Eufórico por los buenos resultados del programa fiscal, el Gobierno descubrió que no tiene apuros para tratar una ley que cambiaba el país del derecho al revés. Alegría breve. ¿Alguien supone que existen soluciones duraderas con leyes laborales de hace 50 o 60 años en un mundo que progresa vertiginosamente? ¿Alguien cree que puede haber otra Argentina con un sistema educativo que solo puede mostrar pésimos resultados? ¿Alguien imagina otro país con una economía donde abundan las regulaciones y, por lo tanto, la corrupción? Las preguntas podrían seguir hasta el infinito. Importantes funcionarios oficiales señalaron que no insistirán con esa ley hasta que la dirigencia política no sea consciente de la necesidad de los cambios. Es una estrategia para cuidar la pureza de la propuesta de Milei. De vez en cuando, el relato, la ilusión y el error van de la mano. La administración debería explorar otros caminos (tal vez enviando al Congreso distintos proyectos en lugar de uno solo con tantos y tan dispares temas) y reencauzar las conversaciones con los gobernadores. Además, el discurso comienza a reproducir peligrosamente el viejo enfrentamiento entre el gobierno federal y las provincias. No solo el discurso; también las decisiones concretas, como la quita de subsidios al transporte en las provincias, que extrañamente no afectó al conurbano de Axel Kicillof. Tampoco es conveniente que el Presidente difunda una lista de diputados “traidores” porque no votaron como él quería. Los escraches son una mala maña, la practique quien la practique. Casi contemporáneamente, Milei embistió contra la dignidad de las personas cuando echó sin escuchar a funcionarios vinculados con los gobernadores también “traidores”. El camino de la arbitrariedad termina siempre en la más absoluta soledad política.

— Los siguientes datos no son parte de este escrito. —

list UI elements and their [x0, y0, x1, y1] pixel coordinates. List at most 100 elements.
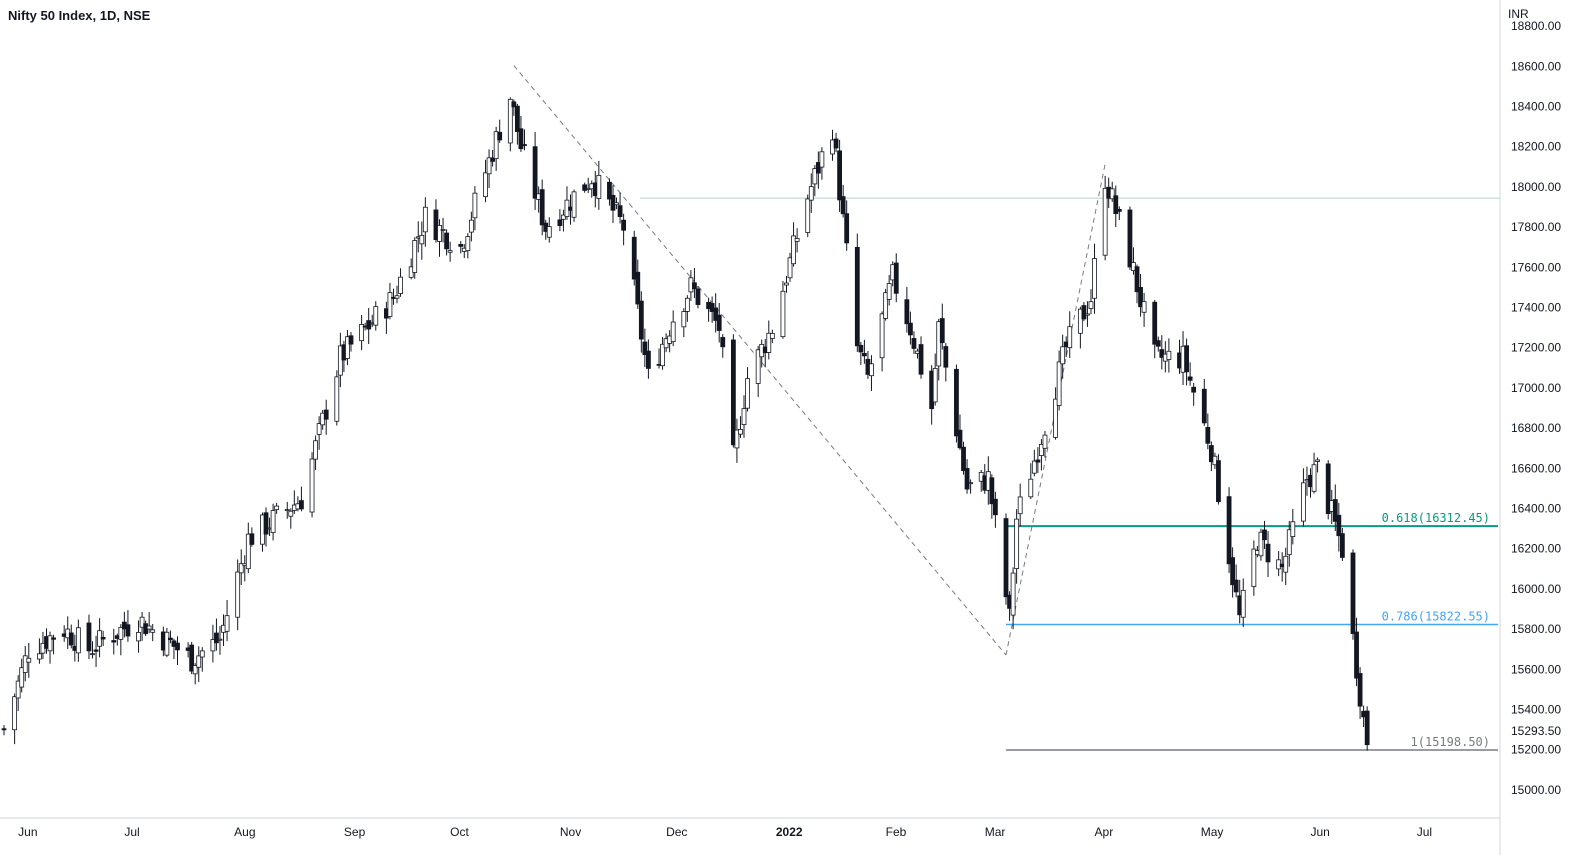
x-tick-label: 2022 [776, 825, 803, 839]
candle-down [815, 162, 821, 174]
candle-up [1102, 187, 1108, 256]
candle-down [904, 299, 910, 325]
candle-up [769, 333, 775, 339]
candle-up [440, 229, 446, 231]
candle-down [1187, 376, 1193, 381]
candle-up [886, 283, 892, 300]
candle-up [199, 650, 205, 658]
candle-down [1113, 195, 1119, 215]
candle-down [511, 101, 517, 108]
candle-up [483, 172, 488, 198]
candle-up [90, 653, 95, 656]
candle-down [490, 157, 496, 162]
candle-down [1127, 209, 1133, 268]
y-tick-label: 18800.00 [1511, 19, 1561, 33]
candle-down [1201, 388, 1207, 424]
candle-down [646, 350, 651, 369]
candle-up [681, 311, 687, 328]
candle-down [893, 262, 899, 294]
y-tick-label: 18200.00 [1511, 140, 1561, 154]
candle-up [47, 635, 53, 652]
candle-down [1230, 557, 1236, 586]
x-tick-label: Jun [18, 825, 37, 839]
candle-down [93, 649, 99, 652]
candle-up [787, 257, 793, 279]
candle-up [546, 226, 552, 238]
candle-up [869, 363, 874, 377]
candle-up [1056, 361, 1062, 406]
candle-down [1116, 208, 1122, 212]
x-tick-label: Feb [886, 825, 907, 839]
candle-down [582, 184, 588, 191]
x-tick-label: Jul [1417, 825, 1432, 839]
candle-down [1081, 305, 1087, 320]
candle-down [617, 205, 623, 218]
candle-down [1191, 386, 1197, 393]
candle-up [19, 667, 25, 688]
y-tick-label: 17200.00 [1511, 341, 1561, 355]
fib-level-label: 1(15198.50) [1411, 735, 1490, 749]
candle-up [345, 336, 350, 359]
candle-down [299, 500, 304, 510]
candle-up [1010, 572, 1016, 616]
fib-trend-line-dashed [1005, 163, 1106, 656]
candle-up [284, 509, 290, 511]
candle-up [398, 276, 403, 294]
candle-up [1039, 443, 1044, 456]
y-tick-label: 17800.00 [1511, 220, 1561, 234]
candle-up [245, 533, 251, 570]
candle-up [755, 349, 761, 384]
candle-up [274, 505, 280, 511]
candle-up [270, 510, 276, 533]
candle-down [1325, 463, 1331, 514]
candle-down [189, 644, 195, 672]
candle-up [313, 440, 318, 460]
trend-line-dashed [513, 65, 1007, 656]
candle-down [992, 498, 998, 516]
y-tick-label: 17000.00 [1511, 381, 1561, 395]
candle-up [316, 423, 322, 435]
candle-up [387, 292, 393, 317]
candle-up [394, 295, 400, 299]
candle-down [1216, 460, 1221, 503]
candle-up [1088, 301, 1094, 309]
y-tick-label: 17600.00 [1511, 260, 1561, 274]
candle-up [1042, 434, 1048, 449]
candle-up [670, 321, 676, 343]
y-tick-label: 18400.00 [1511, 100, 1561, 114]
candle-up [465, 236, 471, 252]
candle-up [192, 665, 198, 675]
chart-title: Nifty 50 Index, 1D, NSE [8, 8, 151, 23]
candle-up [596, 174, 602, 199]
fib-level-label: 0.618(16312.45) [1382, 511, 1490, 525]
candle-up [412, 240, 418, 273]
candle-down [1035, 459, 1041, 463]
candle-down [348, 335, 354, 345]
x-tick-label: Oct [450, 825, 469, 839]
candle-up [22, 655, 28, 673]
candle-up [309, 458, 315, 513]
candle-down [1364, 710, 1370, 746]
candle-up [210, 639, 216, 652]
candle-down [168, 637, 173, 641]
candle-up [1258, 531, 1264, 557]
candle-down [444, 232, 449, 250]
candle-up [791, 235, 796, 265]
candle-up [812, 168, 818, 185]
candle-down [911, 338, 917, 349]
candle-up [684, 297, 690, 312]
candle-down [175, 642, 180, 651]
candles [1, 97, 1370, 751]
candle-down [86, 622, 92, 652]
candle-down [1205, 426, 1211, 444]
candle-up [734, 429, 740, 449]
candle-up [1109, 188, 1115, 200]
candle-down [1184, 345, 1189, 373]
candle-up [217, 638, 223, 641]
candle-up [12, 696, 18, 731]
x-tick-label: Jun [1311, 825, 1330, 839]
candle-up [288, 510, 294, 517]
candle-down [642, 341, 648, 355]
candle-up [1301, 482, 1306, 522]
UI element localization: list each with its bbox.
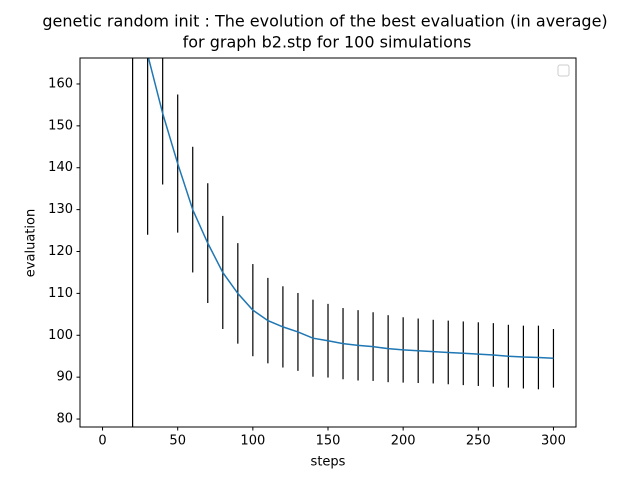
y-axis-label: evaluation (24, 209, 39, 277)
y-tick-label: 100 (48, 328, 73, 343)
plot-area (132, 58, 555, 427)
y-tick-label: 130 (48, 202, 73, 217)
x-axis-label: steps (311, 455, 346, 470)
axes: 0 50 100 150 200 250 300 80 90 100 110 120 130 140 150… (48, 76, 566, 448)
x-tick-label: 150 (316, 434, 341, 449)
x-tick-label: 50 (169, 434, 186, 449)
y-tick-label: 160 (48, 76, 73, 91)
legend-box (557, 64, 570, 77)
y-tick-label: 140 (48, 160, 73, 175)
series-line (147, 58, 554, 360)
x-tick-label: 0 (98, 434, 106, 449)
y-tick-label: 110 (48, 286, 73, 301)
y-tick-label: 120 (48, 244, 73, 259)
chart-title: for graph b2.stp for 100 simulations (183, 33, 472, 52)
y-tick-label: 90 (56, 370, 73, 385)
chart-title: genetic random init : The evolution of t… (42, 12, 607, 31)
x-tick-label: 100 (240, 434, 265, 449)
x-tick-label: 250 (466, 434, 491, 449)
x-tick-label: 200 (391, 434, 416, 449)
y-tick-label: 80 (56, 412, 73, 427)
x-tick-label: 300 (541, 434, 566, 449)
y-tick-label: 150 (48, 118, 73, 133)
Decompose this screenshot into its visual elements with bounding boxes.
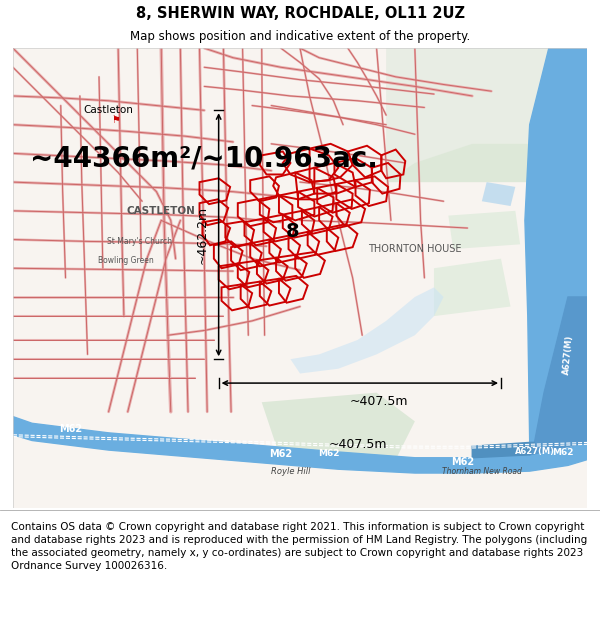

Algunos funcionarios se entusiasman con llamar a consultas populares por los temas que formaron parte del proyecto ahora olvidado. El primer aspecto que debe tenerse en cuenta es que una consulta vinculante, según la Constitución, no es facultad del Presidente, sino del Congreso. El jefe del Estado solo puede convocar a consultas populares no vinculantes; es decir, el Congreso no estará obligado a convertir el resultado en decisiones oficiales. Más importante que eso es detenerse en los ejemplos del mundo y de la historia. Siempre se sabe cómo está el Gobierno en el momento en que convoca a esa clase de consultas populares; nunca se sabe cómo estará en el momento de la votación. La gente común termina votando exclusivamente con el ánimo marcado por los temas que la afligen en el instante de la votación. “El pueblo no gobierna sino por medio de sus representantes”, dice claramente la Constitución. Por eso, también Milei debe decidir si será el presidente de una república o solo el líder de una facción arrogante y mesiánica. Nunca es tarde para llorar; es inútil.